In Mr. Tom's case, prosecutors used his silence against him by inviting the jury to see him as callous and remorseless by failing to ask about the welfare of the other driver. The court decided that his silence was relevant to the issue of criminal recklessness. This decision was ultimately upheld by the California Supreme Court in the case of People v. Tom 14 S.O.S 3458.

The decision relied heavily on the case of Salinas v. Texas where the U.S. Supreme Court decided in a 5-4, majority decision, that a suspect should verbally announce his decision to remain silent for his constitutional right of silence to apply. A failure to answer questions without invoking Fifth Amendment protection, opens up a defendant to having his silence be used against him in evidence.

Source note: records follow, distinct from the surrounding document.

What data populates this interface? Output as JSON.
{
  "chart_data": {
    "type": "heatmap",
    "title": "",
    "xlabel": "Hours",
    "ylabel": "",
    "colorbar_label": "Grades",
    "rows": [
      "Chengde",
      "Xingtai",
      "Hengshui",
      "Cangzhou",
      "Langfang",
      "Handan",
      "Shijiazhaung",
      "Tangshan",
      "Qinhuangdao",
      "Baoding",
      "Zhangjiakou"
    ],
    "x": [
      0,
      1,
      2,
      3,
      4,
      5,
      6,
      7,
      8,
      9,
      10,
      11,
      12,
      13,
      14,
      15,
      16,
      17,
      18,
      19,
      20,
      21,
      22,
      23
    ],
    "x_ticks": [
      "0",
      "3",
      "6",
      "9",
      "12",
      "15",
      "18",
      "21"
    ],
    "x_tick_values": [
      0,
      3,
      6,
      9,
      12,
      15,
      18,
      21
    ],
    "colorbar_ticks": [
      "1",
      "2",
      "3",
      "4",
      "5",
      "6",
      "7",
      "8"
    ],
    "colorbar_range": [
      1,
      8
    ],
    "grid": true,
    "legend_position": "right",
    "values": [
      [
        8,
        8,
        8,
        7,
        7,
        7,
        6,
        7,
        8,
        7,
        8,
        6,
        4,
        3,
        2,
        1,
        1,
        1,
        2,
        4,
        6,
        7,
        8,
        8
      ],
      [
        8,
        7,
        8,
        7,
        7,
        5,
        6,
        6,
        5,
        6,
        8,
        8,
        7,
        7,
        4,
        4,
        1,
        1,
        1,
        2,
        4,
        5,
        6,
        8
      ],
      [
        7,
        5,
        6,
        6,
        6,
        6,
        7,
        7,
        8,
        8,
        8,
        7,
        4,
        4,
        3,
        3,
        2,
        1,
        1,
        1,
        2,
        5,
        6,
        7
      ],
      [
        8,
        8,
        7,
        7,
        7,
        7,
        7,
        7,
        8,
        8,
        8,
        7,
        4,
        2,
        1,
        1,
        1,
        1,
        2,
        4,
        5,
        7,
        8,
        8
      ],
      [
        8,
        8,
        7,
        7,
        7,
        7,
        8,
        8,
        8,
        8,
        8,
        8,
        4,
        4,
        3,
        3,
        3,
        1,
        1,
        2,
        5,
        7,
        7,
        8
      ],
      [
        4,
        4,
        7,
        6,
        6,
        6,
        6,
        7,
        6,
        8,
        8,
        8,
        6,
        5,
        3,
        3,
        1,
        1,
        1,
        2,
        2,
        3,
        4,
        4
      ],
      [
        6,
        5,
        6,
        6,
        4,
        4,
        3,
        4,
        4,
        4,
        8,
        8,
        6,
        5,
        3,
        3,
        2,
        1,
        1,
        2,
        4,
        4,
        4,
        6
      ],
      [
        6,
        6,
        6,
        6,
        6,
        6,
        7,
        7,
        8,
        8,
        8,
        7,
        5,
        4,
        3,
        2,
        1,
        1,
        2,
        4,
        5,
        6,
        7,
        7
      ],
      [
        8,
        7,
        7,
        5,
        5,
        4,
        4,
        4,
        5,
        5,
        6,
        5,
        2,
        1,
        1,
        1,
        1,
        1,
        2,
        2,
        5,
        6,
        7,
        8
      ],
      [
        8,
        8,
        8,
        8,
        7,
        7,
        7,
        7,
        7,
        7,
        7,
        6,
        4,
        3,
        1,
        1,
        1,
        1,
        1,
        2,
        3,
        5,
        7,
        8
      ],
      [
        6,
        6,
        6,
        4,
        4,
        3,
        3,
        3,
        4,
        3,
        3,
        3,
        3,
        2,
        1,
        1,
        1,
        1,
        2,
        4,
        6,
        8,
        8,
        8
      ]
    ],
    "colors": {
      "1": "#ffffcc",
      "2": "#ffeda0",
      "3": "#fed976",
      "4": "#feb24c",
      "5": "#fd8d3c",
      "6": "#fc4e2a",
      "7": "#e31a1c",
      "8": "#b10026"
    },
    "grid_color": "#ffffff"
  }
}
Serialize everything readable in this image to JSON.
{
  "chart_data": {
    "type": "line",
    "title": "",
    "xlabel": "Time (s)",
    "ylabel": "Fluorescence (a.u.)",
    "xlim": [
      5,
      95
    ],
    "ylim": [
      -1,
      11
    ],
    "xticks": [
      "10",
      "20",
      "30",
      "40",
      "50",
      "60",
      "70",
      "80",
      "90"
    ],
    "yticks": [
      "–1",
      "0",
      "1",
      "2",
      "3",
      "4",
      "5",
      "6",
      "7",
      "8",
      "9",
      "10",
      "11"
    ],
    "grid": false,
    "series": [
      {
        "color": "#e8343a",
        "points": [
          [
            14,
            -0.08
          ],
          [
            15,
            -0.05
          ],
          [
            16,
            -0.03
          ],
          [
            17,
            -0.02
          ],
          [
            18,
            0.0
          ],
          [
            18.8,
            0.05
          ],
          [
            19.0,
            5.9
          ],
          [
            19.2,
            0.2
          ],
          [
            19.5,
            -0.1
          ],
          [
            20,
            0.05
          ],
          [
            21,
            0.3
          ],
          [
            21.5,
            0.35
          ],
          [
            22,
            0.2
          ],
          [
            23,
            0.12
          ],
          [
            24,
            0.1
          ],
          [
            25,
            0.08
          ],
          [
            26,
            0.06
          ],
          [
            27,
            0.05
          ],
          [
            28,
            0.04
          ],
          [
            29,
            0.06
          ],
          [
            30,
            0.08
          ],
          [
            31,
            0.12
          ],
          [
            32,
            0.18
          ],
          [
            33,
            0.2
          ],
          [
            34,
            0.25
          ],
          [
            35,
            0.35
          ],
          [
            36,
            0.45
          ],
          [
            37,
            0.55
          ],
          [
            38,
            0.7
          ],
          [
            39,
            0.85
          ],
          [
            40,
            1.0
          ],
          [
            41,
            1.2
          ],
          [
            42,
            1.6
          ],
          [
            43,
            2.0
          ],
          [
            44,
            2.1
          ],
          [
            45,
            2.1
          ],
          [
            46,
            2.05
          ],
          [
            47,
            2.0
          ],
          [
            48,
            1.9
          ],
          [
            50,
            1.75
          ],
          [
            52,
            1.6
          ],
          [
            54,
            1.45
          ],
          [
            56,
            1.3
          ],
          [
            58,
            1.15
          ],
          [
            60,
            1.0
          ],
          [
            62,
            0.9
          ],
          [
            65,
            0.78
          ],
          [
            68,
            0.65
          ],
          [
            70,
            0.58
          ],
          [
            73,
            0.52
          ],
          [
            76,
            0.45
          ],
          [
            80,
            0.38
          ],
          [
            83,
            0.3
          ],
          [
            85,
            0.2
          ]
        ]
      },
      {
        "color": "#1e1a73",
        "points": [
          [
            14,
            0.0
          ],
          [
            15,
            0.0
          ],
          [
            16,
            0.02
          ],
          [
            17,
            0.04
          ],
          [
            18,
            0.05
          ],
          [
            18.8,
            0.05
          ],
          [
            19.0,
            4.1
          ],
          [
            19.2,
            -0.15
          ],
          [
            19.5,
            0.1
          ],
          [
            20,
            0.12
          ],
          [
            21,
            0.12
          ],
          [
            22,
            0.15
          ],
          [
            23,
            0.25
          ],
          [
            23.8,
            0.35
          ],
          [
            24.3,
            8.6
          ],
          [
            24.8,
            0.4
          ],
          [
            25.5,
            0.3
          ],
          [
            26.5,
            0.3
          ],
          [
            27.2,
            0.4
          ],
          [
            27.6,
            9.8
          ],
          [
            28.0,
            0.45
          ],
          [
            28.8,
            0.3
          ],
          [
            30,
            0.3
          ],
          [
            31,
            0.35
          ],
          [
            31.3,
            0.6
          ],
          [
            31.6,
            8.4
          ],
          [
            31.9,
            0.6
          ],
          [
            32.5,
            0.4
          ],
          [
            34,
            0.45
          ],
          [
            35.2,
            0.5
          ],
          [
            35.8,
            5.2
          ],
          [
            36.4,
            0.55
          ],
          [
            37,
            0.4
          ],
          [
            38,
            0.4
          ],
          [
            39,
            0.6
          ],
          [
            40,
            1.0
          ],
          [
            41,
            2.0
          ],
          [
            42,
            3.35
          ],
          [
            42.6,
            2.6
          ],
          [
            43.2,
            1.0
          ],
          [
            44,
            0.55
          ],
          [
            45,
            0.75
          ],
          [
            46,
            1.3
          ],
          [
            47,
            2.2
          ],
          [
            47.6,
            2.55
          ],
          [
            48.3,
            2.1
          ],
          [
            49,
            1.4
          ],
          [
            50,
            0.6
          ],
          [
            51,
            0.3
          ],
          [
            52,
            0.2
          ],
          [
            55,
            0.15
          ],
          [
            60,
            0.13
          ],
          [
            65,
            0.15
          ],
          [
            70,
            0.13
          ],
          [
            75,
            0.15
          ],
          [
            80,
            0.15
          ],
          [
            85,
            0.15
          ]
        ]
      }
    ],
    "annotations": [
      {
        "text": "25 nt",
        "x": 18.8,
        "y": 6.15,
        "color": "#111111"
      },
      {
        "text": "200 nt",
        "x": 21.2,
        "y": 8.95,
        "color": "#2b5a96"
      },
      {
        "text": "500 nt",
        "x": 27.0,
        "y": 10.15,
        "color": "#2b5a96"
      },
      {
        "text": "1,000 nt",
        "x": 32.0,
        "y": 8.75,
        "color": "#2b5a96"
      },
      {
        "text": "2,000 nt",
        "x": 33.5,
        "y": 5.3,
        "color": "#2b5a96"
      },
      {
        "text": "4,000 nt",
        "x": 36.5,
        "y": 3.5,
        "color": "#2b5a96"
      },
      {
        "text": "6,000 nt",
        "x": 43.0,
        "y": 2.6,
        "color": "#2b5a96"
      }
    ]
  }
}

This leaves suspects in a very vulnerable position. If you do say something to the police, what you say may be used against you. If you say nothing, this may be used against you also. Most people will not be aware of the need to invoke their right of silence by specifically stating that they are doing so.

In the DUI context, particularly in felony DUI cases where there are injured victims, suspects are now under a burden at the crime scene to express immediate remorse and concern for the other parties welfare, or specifically state that they are invoking their Fifth Amendment right to silence. Simply saying nothing is now considered evidence of guilt.